Le film pourrait être sous-titré Du désespoir comme carburant, en temps de paix comme en temps de guerre. Trois parties : la première est verte et humide, paysages glacés, le ciel est livide, la terre, glèbe glaise, labours, colle aux bottes avec des bruits mouillés. C'est le monde de Demester, un jeune paysan. Demester au travail dans sa ferme, Demester au bistrot avec ses copains, Demester et Barbe. Barbe qu'il aime, (peut-être, à la façon dont il la caresse du regard) mais avec qui les échanges sont réduits au minimum vital. Barbe qui joue et batifole (!) entre Demester et Blondel, un autre. Des plans longs, lents, pour un monde bas, plat, étroit, où le quotidien est aussi rugueux que les mots y sont rares. Puis Demester, apprend,  en même temps que ses copains, qu'il doit partir à la guerre. La guerre ? Une guerre, n'importe quelle guerre, et le film change de couleur.

La seconde partie est beige et sèche. On y suit le quotidien des recrues, Demester et les autres qu'on a vu grimper avec lui au petit matin dans ce camion militaire, quotidien entre empoignades et embuscades, opérations de commando et représailles, viol et assassinat, dans un pays à mi-chemin entre l'Algérie et L'Irak (oui, n'importe quelle guerre...). Une idée de guerre, une épure de guerre. Pas de volonté de réalisme, juste l'illustration d'un état. Demester a laissé le bonnet de laine noire qui lui descendait bas sur le front pour le crane rasé des militaires. La poussière, l'air sec, l'ont transformé aussi, physiquement. Endurci, blindé. De boeuf placide en temps de paix le voilà transfiguré en animal, terrible, tellurique, et filmé en tant que tel par le réalisateur. Et dans le même temps parfois si faible, si pitoyable. Taureau lourd, brutal, aux pulsions primales. La saillie, le sang,  la peur, la fuite...

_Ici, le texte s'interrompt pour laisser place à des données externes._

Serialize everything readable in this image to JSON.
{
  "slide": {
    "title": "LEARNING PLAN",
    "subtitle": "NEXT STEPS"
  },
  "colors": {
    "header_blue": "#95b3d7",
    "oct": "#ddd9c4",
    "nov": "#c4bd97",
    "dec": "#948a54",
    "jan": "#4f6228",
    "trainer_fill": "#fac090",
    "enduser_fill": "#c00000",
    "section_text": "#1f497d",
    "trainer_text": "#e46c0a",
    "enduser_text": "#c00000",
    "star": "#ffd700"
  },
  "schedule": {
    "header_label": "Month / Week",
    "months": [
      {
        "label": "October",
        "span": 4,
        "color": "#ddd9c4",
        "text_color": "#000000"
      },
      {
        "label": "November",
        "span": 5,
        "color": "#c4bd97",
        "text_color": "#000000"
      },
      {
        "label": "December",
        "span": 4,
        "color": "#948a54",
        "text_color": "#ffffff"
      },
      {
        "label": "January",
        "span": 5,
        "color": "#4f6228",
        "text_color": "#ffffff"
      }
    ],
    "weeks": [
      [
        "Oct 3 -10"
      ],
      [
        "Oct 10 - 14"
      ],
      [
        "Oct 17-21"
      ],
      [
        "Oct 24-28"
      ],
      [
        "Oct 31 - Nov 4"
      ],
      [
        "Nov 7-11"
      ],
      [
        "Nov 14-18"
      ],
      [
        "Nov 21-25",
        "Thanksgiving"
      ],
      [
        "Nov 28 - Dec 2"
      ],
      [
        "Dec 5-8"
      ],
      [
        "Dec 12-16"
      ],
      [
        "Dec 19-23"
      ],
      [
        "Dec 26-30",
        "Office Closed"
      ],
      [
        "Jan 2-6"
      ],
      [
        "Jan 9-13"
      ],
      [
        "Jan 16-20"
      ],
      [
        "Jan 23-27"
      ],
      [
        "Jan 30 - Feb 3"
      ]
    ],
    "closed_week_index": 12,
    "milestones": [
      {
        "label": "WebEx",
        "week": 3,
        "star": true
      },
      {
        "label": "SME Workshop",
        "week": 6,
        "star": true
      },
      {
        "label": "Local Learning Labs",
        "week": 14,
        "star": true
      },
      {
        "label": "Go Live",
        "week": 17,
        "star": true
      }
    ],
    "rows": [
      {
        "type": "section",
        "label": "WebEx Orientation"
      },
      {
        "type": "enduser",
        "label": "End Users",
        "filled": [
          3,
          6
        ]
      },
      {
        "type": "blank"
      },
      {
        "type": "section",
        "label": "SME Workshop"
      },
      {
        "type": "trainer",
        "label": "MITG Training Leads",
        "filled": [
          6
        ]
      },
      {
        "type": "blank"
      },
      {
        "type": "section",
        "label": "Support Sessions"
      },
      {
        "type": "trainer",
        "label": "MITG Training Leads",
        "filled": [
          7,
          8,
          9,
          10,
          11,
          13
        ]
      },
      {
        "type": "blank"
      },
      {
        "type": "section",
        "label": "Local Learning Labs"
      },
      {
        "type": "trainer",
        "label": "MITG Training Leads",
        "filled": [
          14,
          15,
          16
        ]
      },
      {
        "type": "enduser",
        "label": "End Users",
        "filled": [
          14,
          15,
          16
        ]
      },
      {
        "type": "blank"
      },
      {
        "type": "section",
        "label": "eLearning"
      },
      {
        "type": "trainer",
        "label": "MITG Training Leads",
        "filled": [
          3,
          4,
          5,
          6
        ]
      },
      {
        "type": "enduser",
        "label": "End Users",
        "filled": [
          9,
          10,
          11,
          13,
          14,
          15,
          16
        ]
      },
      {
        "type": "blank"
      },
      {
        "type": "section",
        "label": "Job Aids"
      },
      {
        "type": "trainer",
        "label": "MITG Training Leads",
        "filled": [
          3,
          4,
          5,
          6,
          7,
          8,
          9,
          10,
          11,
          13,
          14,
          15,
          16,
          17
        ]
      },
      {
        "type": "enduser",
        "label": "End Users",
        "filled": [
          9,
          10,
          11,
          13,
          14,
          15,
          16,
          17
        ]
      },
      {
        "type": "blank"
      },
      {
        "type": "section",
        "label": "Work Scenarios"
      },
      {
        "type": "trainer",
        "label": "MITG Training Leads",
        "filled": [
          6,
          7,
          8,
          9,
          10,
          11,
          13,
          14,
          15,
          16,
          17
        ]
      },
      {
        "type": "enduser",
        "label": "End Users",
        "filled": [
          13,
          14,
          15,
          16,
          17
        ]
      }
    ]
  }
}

La troisième partie alterne le vert et le beige, le mouillé et le sec, va et vient entre les séquences ici/là-bas, (c'est l'hiver en Flandres, Barbe est enceinte, mais de Blondel, ne sait pas si elle va garder l'enfant, a des problèmes...), à la neige répond le sable, à la violence des exécutions répond celle de la dépression, de la folie peut-être. Puis nous laisse  enfin voir Démester de retour. Seul. Le paysage  qu'il avait quitté en automne, il le retrouve en été. Barbe aussi. Barbe qui réussira in extremis à extirper de lui un double aveu, celui de sa lâcheté d'abord, puis, l'ultime, et plus difficile encore... In extremis

Une évidence : Flandres est un grand film. Le choix d'acteurs non professionnels (avec évidemment une mention toute particulière pour Samuel Boidin et Adélaïde Leroux) le parti-pris de quasi-mutisme, l'ampleur des plans, l'absence de musique, la sècheresse de l'argument, autant d'éléments qui  concourent à en faire  tout sauf un film facile (comme on parlerait d'une fille facile.) On peut -légitimement- ne pas accepter les choix du réalisateur, au risque d'en faire une lecture faussée voire un contresens. Bruno Dumont cherche, visiblement, à ne pas être aimable, délibérément. La pose (la posture) auteuriste peut paraître incommode, voire insupportable, mais elle est tout sauf complaisante. Pas de concessions, et ce souci l'honore.

Et c'est dommage que, malgré un nombre de salles plutôt conséquent, le film n'ait réussi à toucher que si peu de monde. Ah, c'est sûr, on n'est ni dans les Bronzés 3 ni même dans Je vous trouve très beau. Peut-être que le miroir ainsi tendu a fait fuir l'assistance...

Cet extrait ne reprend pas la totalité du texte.